I have some code that reads in an a unicode codepoint (as escaped in a string 0xF00).
Since im using boost, I'm speculating if the following is best (and correct) approach:
unsigned int codepoint{0xF00};
boost::locale::conv::utf_to_utf<char>(&codepoint, &codepoint+1);
?
As mentioned, a codepoint in this form is (conveniently) UTF-32, so what you're looking for is a transcoding.

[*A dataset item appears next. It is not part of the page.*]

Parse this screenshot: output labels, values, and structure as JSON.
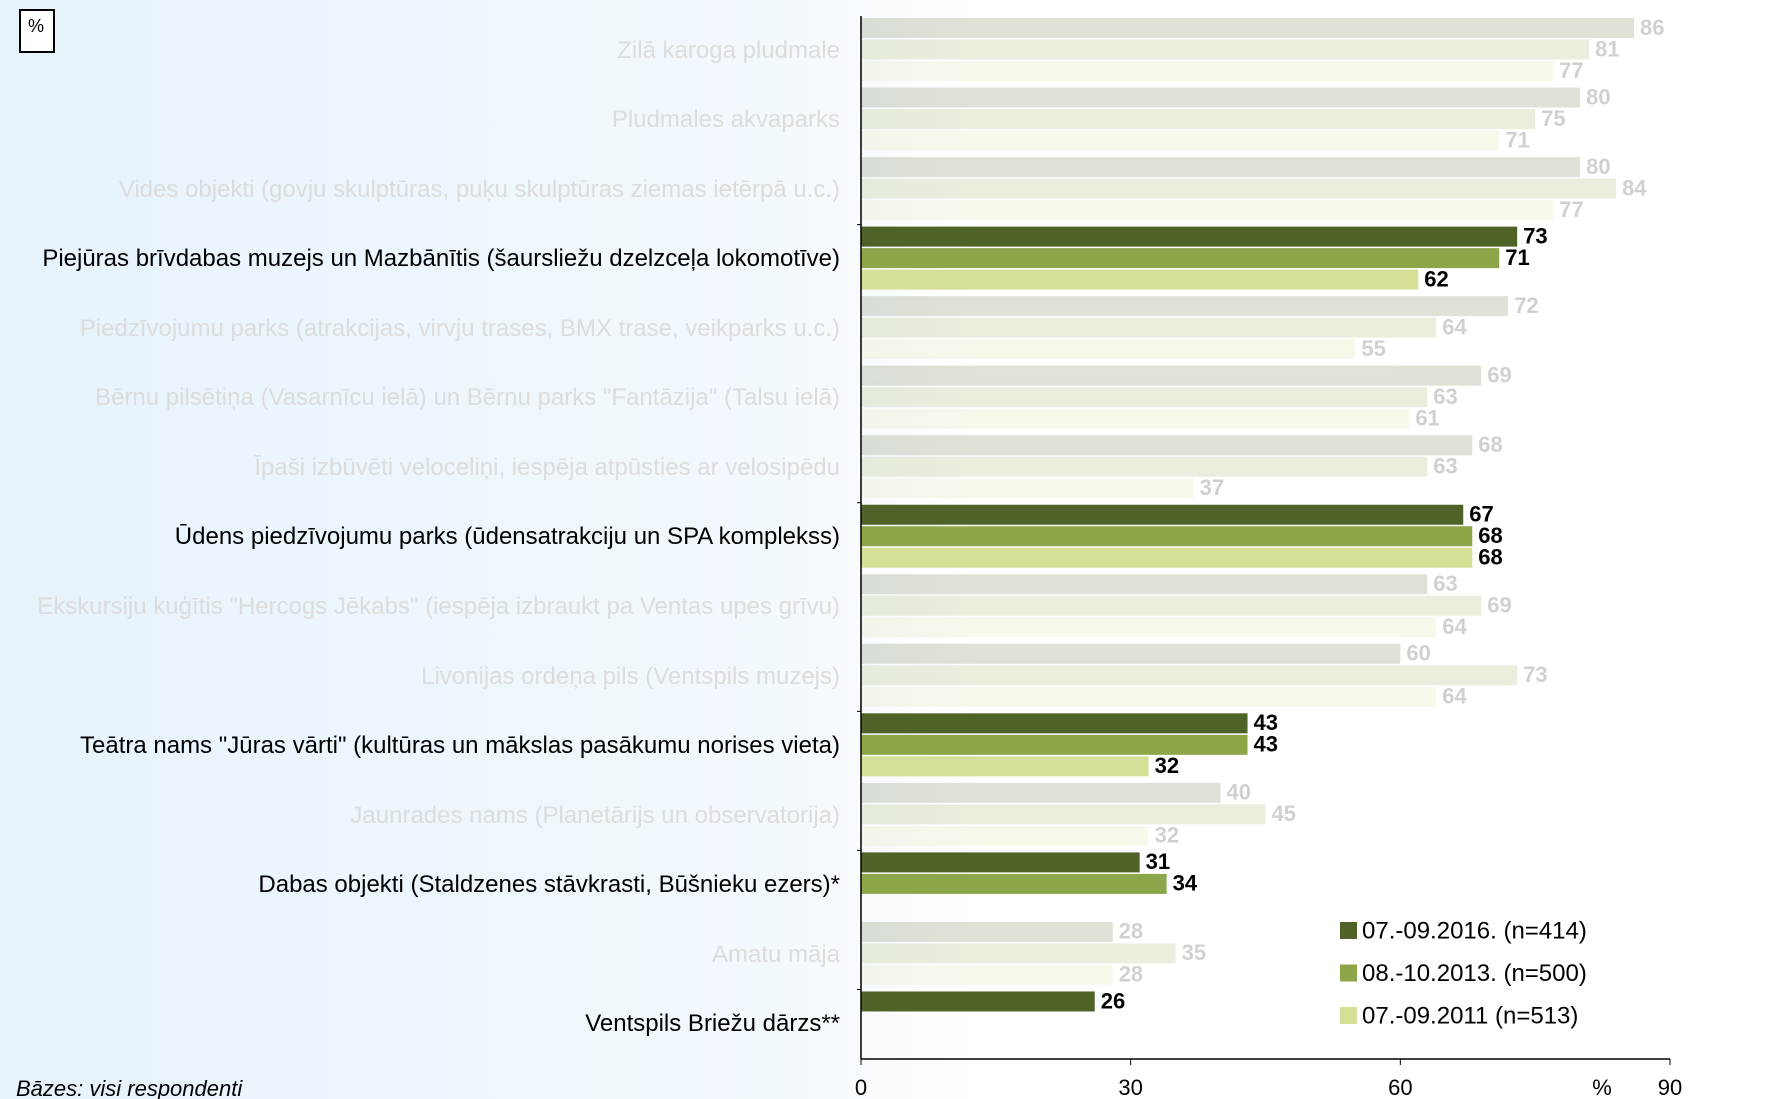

For a solution that does not rely on functions deprecated since C++17, and isn't really ugly, and which also does not require hefty third-party libraries, you can use the very lightweight UTF8-CPP (four small headers!) and its function utf8::utf32to8
.
It's going to look something like this:
const uint32_t codepoint{0xF00};
std::vector<unsigned char> result;
try
{
utf8::utf32to8(&codepoint, &codepoint + 1, std::back_inserter(result));
}
catch (const utf8::invalid_code_point&)
{
// something
}
(There's also a utf8::unchecked::utf32to8
, if you're allergic to exceptions.)
(And consider reading into vector<char8_t>
or std::u8string
, since C++20).
(Finally, note that I've specifically used uint32_t
to ensure the input has the proper width.)
I tend to use this library in projects until I need something a little heavier for other purposes (at which point I'll typically switch to ICU).